Scott: The second-order effects are wild. Hospital networks could go out of business. McDonald’s gets disrupted. Airlines save fuel because passengers weigh less. And mRNA vaccine demand decreases — if you drastically reduce obesity, you drastically reduce viral vulnerability.

Shaan: You should make GLP-1 your philanthropy. Just be the guy who gives it to the masses.

Scott: I actually think I’ve made the list. When Putin decides he needs to fund a social media operation to undermine Western support for Ukraine, and he hires a PR agency to create bots — the people going on Face the Nation saying “this is the best investment the West has made in 90 years, we’ve unified Europe, we’ve woken up NATO” — I think I’ve made that list.

Shaan: You hired a firm to unmask the people attacking you on Twitter.

Scott: People who came after me professionally and in character — hard, sustained attacks — I found it was almost always someone with a large financial position in a company I’d called overvalued. When I say a cryptocurrency has no underlying technology, the people in that coin take to Twitter and hire bots. It’s not just insecurity on my part — it’s rational threat response from the people I’m disrupting.

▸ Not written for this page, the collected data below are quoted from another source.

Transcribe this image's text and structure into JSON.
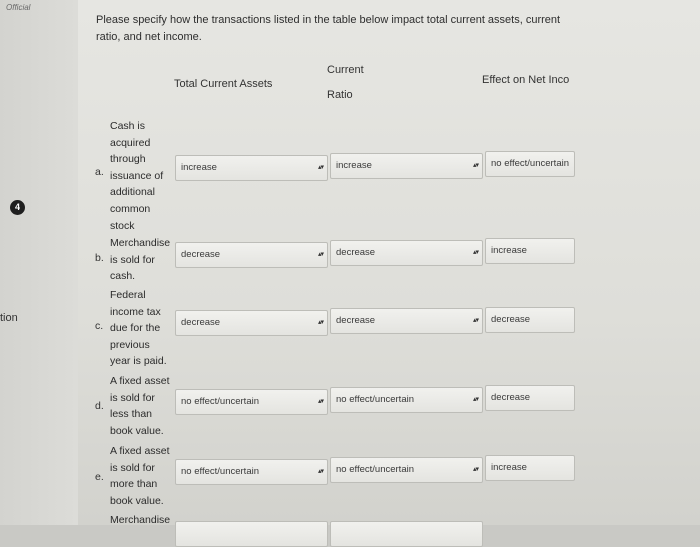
{
  "header": {
    "official_label": "Official"
  },
  "left": {
    "badge": "4",
    "side_text": "tion"
  },
  "question": "Please specify how the transactions listed in the table below impact total current assets, current ratio, and net income.",
  "columns": {
    "total_current_assets": "Total Current Assets",
    "current_ratio_line1": "Current",
    "current_ratio_line2": "Ratio",
    "net_income": "Effect on Net Inco"
  },
  "rows": [
    {
      "letter": "a.",
      "lines": [
        "Cash is",
        "acquired",
        "through",
        "issuance of",
        "additional",
        "common",
        "stock"
      ],
      "tca": "increase",
      "cr": "increase",
      "ni": "no effect/uncertain"
    },
    {
      "letter": "b.",
      "lines": [
        "Merchandise",
        "is sold for",
        "cash."
      ],
      "tca": "decrease",
      "cr": "decrease",
      "ni": "increase"
    },
    {
      "letter": "c.",
      "lines": [
        "Federal",
        "income tax",
        "due for the",
        "previous",
        "year is paid."
      ],
      "tca": "decrease",
      "cr": "decrease",
      "ni": "decrease"
    },
    {
      "letter": "d.",
      "lines": [
        "A fixed asset",
        "is sold for",
        "less than",
        "book value."
      ],
      "tca": "no effect/uncertain",
      "cr": "no effect/uncertain",
      "ni": "decrease"
    },
    {
      "letter": "e.",
      "lines": [
        "A fixed asset",
        "is sold for",
        "more than",
        "book value."
      ],
      "tca": "no effect/uncertain",
      "cr": "no effect/uncertain",
      "ni": "increase"
    },
    {
      "letter": "",
      "lines": [
        "Merchandise"
      ],
      "tca": "",
      "cr": "",
      "ni": ""
    }
  ],
  "icons": {
    "select_arrows": "up-down-arrows-icon"
  }
}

The Inverse Galloway Index [00:52:00]

Sam: There’s this Inverse Galloway Index — tech companies you predicted would fail have outperformed the S&P and returned 61%.

Scott: I get it wrong. I should be held accountable. I predicted Tesla would fail spectacularly — that one aged poorly. The Macy’s call: I said multichannel retail was the future and Macy’s was well-positioned. They weren’t. That was wrong.

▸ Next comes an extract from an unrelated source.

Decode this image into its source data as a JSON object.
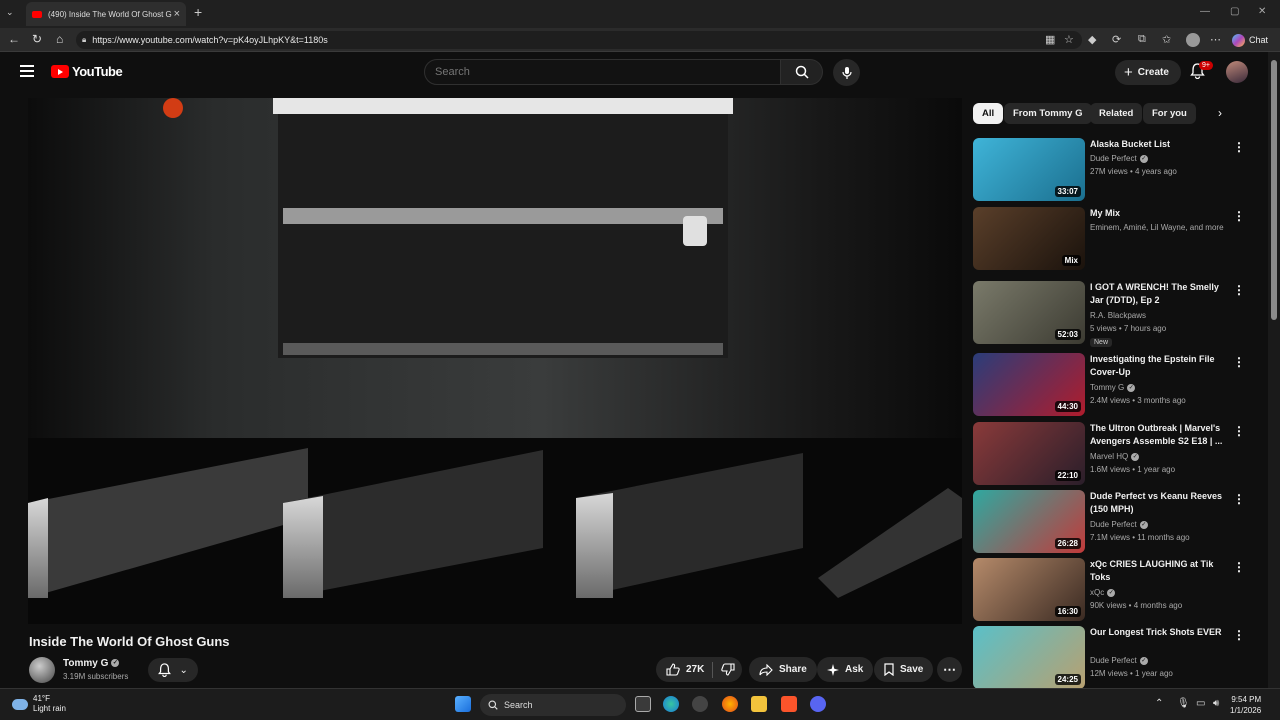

Scott: But the index was last updated in February 2022, because it stopped being interesting when the narrative went away — which is when the market turned and some of those companies started struggling. It’s selective. When I’m right, no one tracks it. When I’m wrong, the index stays up.

The Speaking Business [01:05:00]

Sam: Your talks are unlike everyone else’s — 150 slides, each with real data, and you talk fast in a rhythm that works. What’s the process?

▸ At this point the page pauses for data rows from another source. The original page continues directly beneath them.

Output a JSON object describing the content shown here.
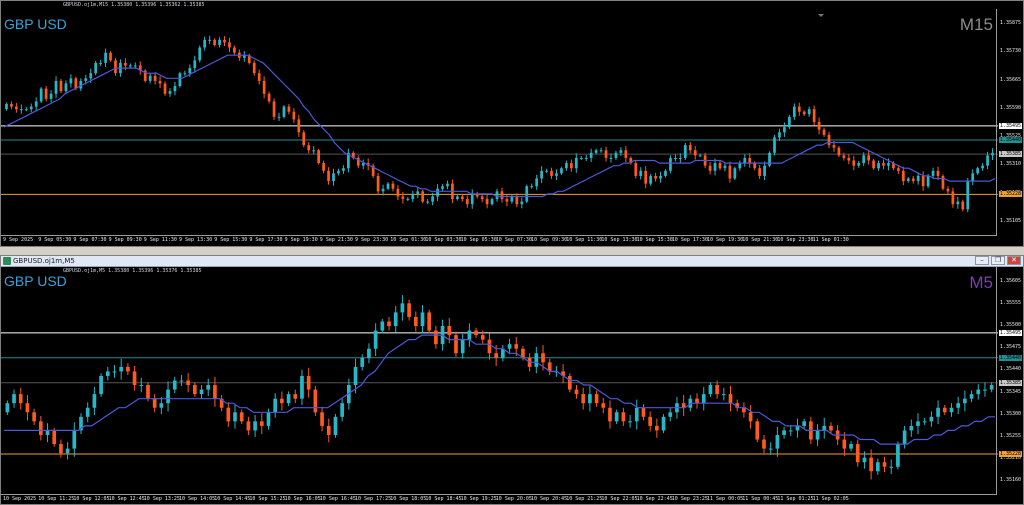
{
  "charts": [
    {
      "id": "m15",
      "window_title": "GBPUSD.oj1m,M15",
      "ohlc_text": "GBPUSD.oj1m,M15  1.35380 1.35396 1.35362 1.35385",
      "symbol": "GBP USD",
      "timeframe": "M15",
      "timeframe_color": "#8c8c8c",
      "price_labels": [
        "1.35875",
        "1.35730",
        "1.35665",
        "1.35590",
        "1.35525",
        "1.35310",
        "1.35175",
        "1.35105"
      ],
      "tags": [
        {
          "text": "1.35495",
          "bg": "#ffffff",
          "value": 1.35495
        },
        {
          "text": "1.35440",
          "bg": "#1f8f8f",
          "value": 1.3544
        },
        {
          "text": "1.35385",
          "bg": "#c8c8c8",
          "value": 1.35385
        },
        {
          "text": "1.35228",
          "bg": "#f0a030",
          "value": 1.35228
        }
      ],
      "time_labels": [
        "9 Sep 2025",
        "9 Sep 05:30",
        "9 Sep 07:30",
        "9 Sep 09:30",
        "9 Sep 11:30",
        "9 Sep 13:30",
        "9 Sep 15:30",
        "9 Sep 17:30",
        "9 Sep 19:30",
        "9 Sep 21:30",
        "9 Sep 23:30",
        "10 Sep 01:30",
        "10 Sep 03:30",
        "10 Sep 05:30",
        "10 Sep 07:30",
        "10 Sep 09:30",
        "10 Sep 11:30",
        "10 Sep 13:30",
        "10 Sep 15:30",
        "10 Sep 17:30",
        "10 Sep 19:30",
        "10 Sep 21:30",
        "10 Sep 23:30",
        "11 Sep 01:30"
      ],
      "chart_data": {
        "type": "candlestick",
        "ylim": [
          1.3507,
          1.3595
        ],
        "hlines": [
          {
            "value": 1.35495,
            "color": "#ffffff"
          },
          {
            "value": 1.3544,
            "color": "#1f8f8f"
          },
          {
            "value": 1.35385,
            "color": "#555555"
          },
          {
            "value": 1.35228,
            "color": "#f0a030"
          }
        ],
        "close": [
          1.3558,
          1.3557,
          1.3556,
          1.3556,
          1.3556,
          1.3557,
          1.3559,
          1.3564,
          1.356,
          1.3562,
          1.3567,
          1.3563,
          1.3566,
          1.3568,
          1.3564,
          1.3567,
          1.3568,
          1.357,
          1.3574,
          1.3574,
          1.3578,
          1.3575,
          1.357,
          1.3574,
          1.3573,
          1.3573,
          1.3573,
          1.3571,
          1.3567,
          1.3569,
          1.3567,
          1.3566,
          1.3562,
          1.3563,
          1.3565,
          1.357,
          1.357,
          1.3572,
          1.3575,
          1.358,
          1.3583,
          1.3583,
          1.3581,
          1.3583,
          1.3582,
          1.358,
          1.3578,
          1.3576,
          1.3577,
          1.3574,
          1.357,
          1.3567,
          1.3562,
          1.3559,
          1.3553,
          1.3553,
          1.3557,
          1.3555,
          1.3552,
          1.3547,
          1.3542,
          1.354,
          1.354,
          1.3535,
          1.3532,
          1.3528,
          1.3531,
          1.3532,
          1.3533,
          1.3539,
          1.3537,
          1.3534,
          1.3535,
          1.3534,
          1.353,
          1.3524,
          1.3525,
          1.3527,
          1.3525,
          1.3522,
          1.3521,
          1.3521,
          1.3523,
          1.3524,
          1.352,
          1.352,
          1.3522,
          1.3525,
          1.3526,
          1.3527,
          1.3521,
          1.3522,
          1.3521,
          1.3519,
          1.3523,
          1.3522,
          1.3521,
          1.3519,
          1.3521,
          1.3524,
          1.3521,
          1.352,
          1.3522,
          1.3519,
          1.352,
          1.3526,
          1.3526,
          1.3529,
          1.3532,
          1.3532,
          1.353,
          1.3531,
          1.3533,
          1.3535,
          1.3533,
          1.3537,
          1.3537,
          1.3537,
          1.3539,
          1.354,
          1.354,
          1.3537,
          1.3537,
          1.3539,
          1.354,
          1.3537,
          1.3535,
          1.353,
          1.3532,
          1.3527,
          1.353,
          1.3529,
          1.353,
          1.3532,
          1.3537,
          1.3537,
          1.3537,
          1.3542,
          1.354,
          1.3538,
          1.3538,
          1.3534,
          1.3532,
          1.3535,
          1.3533,
          1.3534,
          1.3529,
          1.3533,
          1.3535,
          1.3537,
          1.3535,
          1.3533,
          1.353,
          1.3534,
          1.3539,
          1.3545,
          1.3547,
          1.3549,
          1.3553,
          1.3557,
          1.3555,
          1.3554,
          1.3556,
          1.3551,
          1.3548,
          1.3546,
          1.3542,
          1.3541,
          1.3538,
          1.3537,
          1.3536,
          1.3534,
          1.3535,
          1.3538,
          1.3536,
          1.3533,
          1.3535,
          1.3534,
          1.3535,
          1.3533,
          1.3532,
          1.3528,
          1.3529,
          1.3528,
          1.353,
          1.3526,
          1.353,
          1.3532,
          1.353,
          1.3525,
          1.3524,
          1.3519,
          1.352,
          1.3517,
          1.3528,
          1.3531,
          1.3533,
          1.3534,
          1.3538,
          1.3539
        ],
        "ma": [
          1.3549,
          1.355,
          1.3551,
          1.3552,
          1.3553,
          1.3554,
          1.3555,
          1.3556,
          1.3557,
          1.3558,
          1.3559,
          1.356,
          1.3562,
          1.3563,
          1.3564,
          1.3565,
          1.3566,
          1.3567,
          1.3568,
          1.3569,
          1.357,
          1.3571,
          1.3572,
          1.3572,
          1.3572,
          1.3572,
          1.3572,
          1.3571,
          1.357,
          1.357,
          1.357,
          1.3569,
          1.3568,
          1.3568,
          1.3568,
          1.3568,
          1.3569,
          1.357,
          1.3571,
          1.3572,
          1.3573,
          1.3574,
          1.3575,
          1.3576,
          1.3577,
          1.3577,
          1.3577,
          1.3577,
          1.3577,
          1.3576,
          1.3575,
          1.3574,
          1.3572,
          1.357,
          1.3568,
          1.3566,
          1.3564,
          1.3562,
          1.356,
          1.3557,
          1.3555,
          1.3552,
          1.355,
          1.3548,
          1.3546,
          1.3543,
          1.3541,
          1.3539,
          1.3538,
          1.3537,
          1.3536,
          1.3535,
          1.3534,
          1.3533,
          1.3532,
          1.3531,
          1.353,
          1.3529,
          1.3528,
          1.3527,
          1.3526,
          1.3526,
          1.3525,
          1.3525,
          1.3524,
          1.3524,
          1.3524,
          1.3524,
          1.3524,
          1.3524,
          1.3524,
          1.3524,
          1.3523,
          1.3523,
          1.3523,
          1.3523,
          1.3523,
          1.3522,
          1.3522,
          1.3522,
          1.3522,
          1.3522,
          1.3522,
          1.3522,
          1.3522,
          1.3522,
          1.3522,
          1.3523,
          1.3523,
          1.3524,
          1.3524,
          1.3525,
          1.3526,
          1.3527,
          1.3528,
          1.3529,
          1.353,
          1.3531,
          1.3532,
          1.3533,
          1.3534,
          1.3534,
          1.3535,
          1.3535,
          1.3536,
          1.3536,
          1.3536,
          1.3536,
          1.3536,
          1.3535,
          1.3535,
          1.3535,
          1.3535,
          1.3535,
          1.3535,
          1.3535,
          1.3536,
          1.3536,
          1.3536,
          1.3536,
          1.3536,
          1.3536,
          1.3535,
          1.3535,
          1.3535,
          1.3535,
          1.3535,
          1.3535,
          1.3535,
          1.3535,
          1.3535,
          1.3535,
          1.3535,
          1.3535,
          1.3536,
          1.3537,
          1.3538,
          1.3539,
          1.354,
          1.3541,
          1.3542,
          1.3542,
          1.3543,
          1.3543,
          1.3543,
          1.3543,
          1.3543,
          1.3543,
          1.3542,
          1.3541,
          1.354,
          1.3539,
          1.3538,
          1.3537,
          1.3536,
          1.3535,
          1.3534,
          1.3533,
          1.3533,
          1.3532,
          1.3531,
          1.353,
          1.353,
          1.3529,
          1.3529,
          1.3529,
          1.3528,
          1.3528,
          1.3528,
          1.3528,
          1.3528,
          1.3528,
          1.3528,
          1.3528,
          1.3528,
          1.3529
        ]
      }
    },
    {
      "id": "m5",
      "window_title": "GBPUSD.oj1m,M5",
      "ohlc_text": "GBPUSD.oj1m,M5  1.35380 1.35396 1.35376 1.35385",
      "symbol": "GBP USD",
      "timeframe": "M5",
      "timeframe_color": "#7b3fb0",
      "price_labels": [
        "1.35605",
        "1.35555",
        "1.35500",
        "1.35475",
        "1.35440",
        "1.35345",
        "1.35300",
        "1.35255",
        "1.35210",
        "1.35160"
      ],
      "tags": [
        {
          "text": "1.35495",
          "bg": "#ffffff",
          "value": 1.35495
        },
        {
          "text": "1.35440",
          "bg": "#1f8f8f",
          "value": 1.3544
        },
        {
          "text": "1.35385",
          "bg": "#c8c8c8",
          "value": 1.35385
        },
        {
          "text": "1.35228",
          "bg": "#f0a030",
          "value": 1.35228
        }
      ],
      "time_labels": [
        "10 Sep 2025",
        "10 Sep 11:25",
        "10 Sep 12:05",
        "10 Sep 12:45",
        "10 Sep 13:25",
        "10 Sep 14:05",
        "10 Sep 14:45",
        "10 Sep 15:25",
        "10 Sep 16:05",
        "10 Sep 16:45",
        "10 Sep 17:25",
        "10 Sep 18:05",
        "10 Sep 18:45",
        "10 Sep 19:25",
        "10 Sep 20:05",
        "10 Sep 20:45",
        "10 Sep 21:25",
        "10 Sep 22:05",
        "10 Sep 22:45",
        "10 Sep 23:25",
        "11 Sep 00:05",
        "11 Sep 00:45",
        "11 Sep 01:25",
        "11 Sep 02:05"
      ],
      "chart_data": {
        "type": "candlestick",
        "ylim": [
          1.3514,
          1.3564
        ],
        "hlines": [
          {
            "value": 1.35495,
            "color": "#ffffff"
          },
          {
            "value": 1.3544,
            "color": "#1f8f8f"
          },
          {
            "value": 1.35385,
            "color": "#555555"
          },
          {
            "value": 1.35228,
            "color": "#f0a030"
          }
        ],
        "close": [
          1.3534,
          1.3536,
          1.3534,
          1.3532,
          1.353,
          1.3527,
          1.3528,
          1.3525,
          1.3523,
          1.3524,
          1.3528,
          1.3531,
          1.3533,
          1.3536,
          1.354,
          1.3541,
          1.3541,
          1.3542,
          1.3541,
          1.3538,
          1.3538,
          1.3535,
          1.3533,
          1.3534,
          1.3537,
          1.3539,
          1.3539,
          1.3538,
          1.3536,
          1.3537,
          1.3538,
          1.3535,
          1.3533,
          1.353,
          1.3532,
          1.353,
          1.3528,
          1.353,
          1.3529,
          1.3532,
          1.3535,
          1.3534,
          1.3536,
          1.3535,
          1.354,
          1.3537,
          1.3532,
          1.3529,
          1.3527,
          1.3531,
          1.3534,
          1.3538,
          1.3542,
          1.3544,
          1.3546,
          1.355,
          1.3552,
          1.3551,
          1.3554,
          1.3556,
          1.3553,
          1.3551,
          1.3554,
          1.355,
          1.3547,
          1.3551,
          1.3549,
          1.3545,
          1.3548,
          1.355,
          1.3549,
          1.3548,
          1.3545,
          1.3544,
          1.3546,
          1.3547,
          1.3546,
          1.3544,
          1.3542,
          1.3545,
          1.3543,
          1.3541,
          1.3541,
          1.354,
          1.3537,
          1.3536,
          1.3534,
          1.3536,
          1.3534,
          1.3533,
          1.353,
          1.3532,
          1.353,
          1.353,
          1.3533,
          1.3531,
          1.3529,
          1.3528,
          1.3531,
          1.3532,
          1.3534,
          1.3533,
          1.3535,
          1.3534,
          1.3536,
          1.3538,
          1.3536,
          1.3536,
          1.3534,
          1.3533,
          1.3532,
          1.353,
          1.3526,
          1.3524,
          1.3524,
          1.3527,
          1.3528,
          1.3528,
          1.3529,
          1.353,
          1.3526,
          1.3528,
          1.3529,
          1.3528,
          1.3526,
          1.3524,
          1.3525,
          1.3521,
          1.3522,
          1.3519,
          1.3521,
          1.352,
          1.352,
          1.3525,
          1.3528,
          1.3529,
          1.353,
          1.353,
          1.3531,
          1.3533,
          1.3532,
          1.3533,
          1.3534,
          1.3535,
          1.3536,
          1.3537,
          1.3537,
          1.3538
        ],
        "ma": [
          1.3528,
          1.3528,
          1.3528,
          1.3528,
          1.3528,
          1.3528,
          1.3528,
          1.3528,
          1.3528,
          1.3528,
          1.3528,
          1.3528,
          1.3529,
          1.3529,
          1.353,
          1.3531,
          1.3532,
          1.3533,
          1.3533,
          1.3534,
          1.3535,
          1.3535,
          1.3535,
          1.3535,
          1.3535,
          1.3535,
          1.3535,
          1.3535,
          1.3535,
          1.3535,
          1.3535,
          1.3535,
          1.3535,
          1.3534,
          1.3534,
          1.3533,
          1.3533,
          1.3532,
          1.3532,
          1.3532,
          1.3532,
          1.3532,
          1.3532,
          1.3533,
          1.3533,
          1.3533,
          1.3533,
          1.3533,
          1.3533,
          1.3534,
          1.3535,
          1.3536,
          1.3537,
          1.3538,
          1.354,
          1.3541,
          1.3543,
          1.3545,
          1.3546,
          1.3547,
          1.3548,
          1.3548,
          1.3549,
          1.3549,
          1.3549,
          1.3549,
          1.3548,
          1.3548,
          1.3548,
          1.3548,
          1.3547,
          1.3547,
          1.3547,
          1.3546,
          1.3546,
          1.3545,
          1.3545,
          1.3544,
          1.3543,
          1.3543,
          1.3542,
          1.3541,
          1.3541,
          1.354,
          1.3539,
          1.3539,
          1.3538,
          1.3538,
          1.3537,
          1.3536,
          1.3535,
          1.3535,
          1.3534,
          1.3534,
          1.3533,
          1.3533,
          1.3533,
          1.3533,
          1.3533,
          1.3533,
          1.3533,
          1.3533,
          1.3534,
          1.3534,
          1.3534,
          1.3534,
          1.3534,
          1.3534,
          1.3534,
          1.3533,
          1.3533,
          1.3532,
          1.3532,
          1.3531,
          1.353,
          1.353,
          1.3529,
          1.3529,
          1.3529,
          1.3528,
          1.3528,
          1.3528,
          1.3528,
          1.3527,
          1.3527,
          1.3527,
          1.3527,
          1.3526,
          1.3526,
          1.3526,
          1.3525,
          1.3525,
          1.3525,
          1.3525,
          1.3525,
          1.3526,
          1.3526,
          1.3526,
          1.3527,
          1.3527,
          1.3528,
          1.3528,
          1.3529,
          1.3529,
          1.353,
          1.353,
          1.3531,
          1.3531
        ]
      }
    }
  ]
}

Scott: Speaking is the most lucrative business I’ve ever been in. I had 340 inbound requests and accepted 30. I average $112,000 per engagement. And my attitude is: if someone’s paying me that much, I can’t just show up and be charming. I’ve got to bring something unique.

Scott: I spend the better part of three months with a team of analysts at Prop G finding themes, data, humor, video clips. Then we choreograph it, practice it, test it. Like a comedian testing material before the Netflix special. Humor lowers people’s defenses so they’re open to new ideas — it softens the beach for the insight.

Scott: I get to go to interesting places, pick the most interesting events. MasterCard brings me to Barcelona for a day. It’s a victory lap right now. But you can’t just show up with war stories about how awesome you are — you need insight and data they haven’t seen.

Scott Galloway the Brand [01:15:00]

Sam: Are you enjoying being Scott Galloway the brand more than being the founder of companies?

Scott: On the whole, this phase is really wonderful. People come up and are incredibly nice. I have 13 and 16-year-old boys and everything I do is tragically uncool in their eyes — so when someone comes up in front of them and wants a picture, it feels really nice. I went to an Arsenal game and people came up. A 16-year-old girl at the Taylor Swift concert made me a bracelet. I’m addicted to affirmation from strangers — it’s pathetic, but I know it, so I can modulate it.

Scott: There is an algorithm for happiness though: be rich but anonymous. At some point I’m going to become the villain. There’s an entire industry in America around building people up and tearing them down. I wonder when my story turns. But for right now, it’s wonderful.

Shaan: You’re excellent at packaging smart things and performing them. You can’t educate without entertaining, and you do both. This is what you were meant to do.

Scott: Thank you. Now I’ll bury you in the charts.

Sam: See you in the trenches. Thanks, Scott.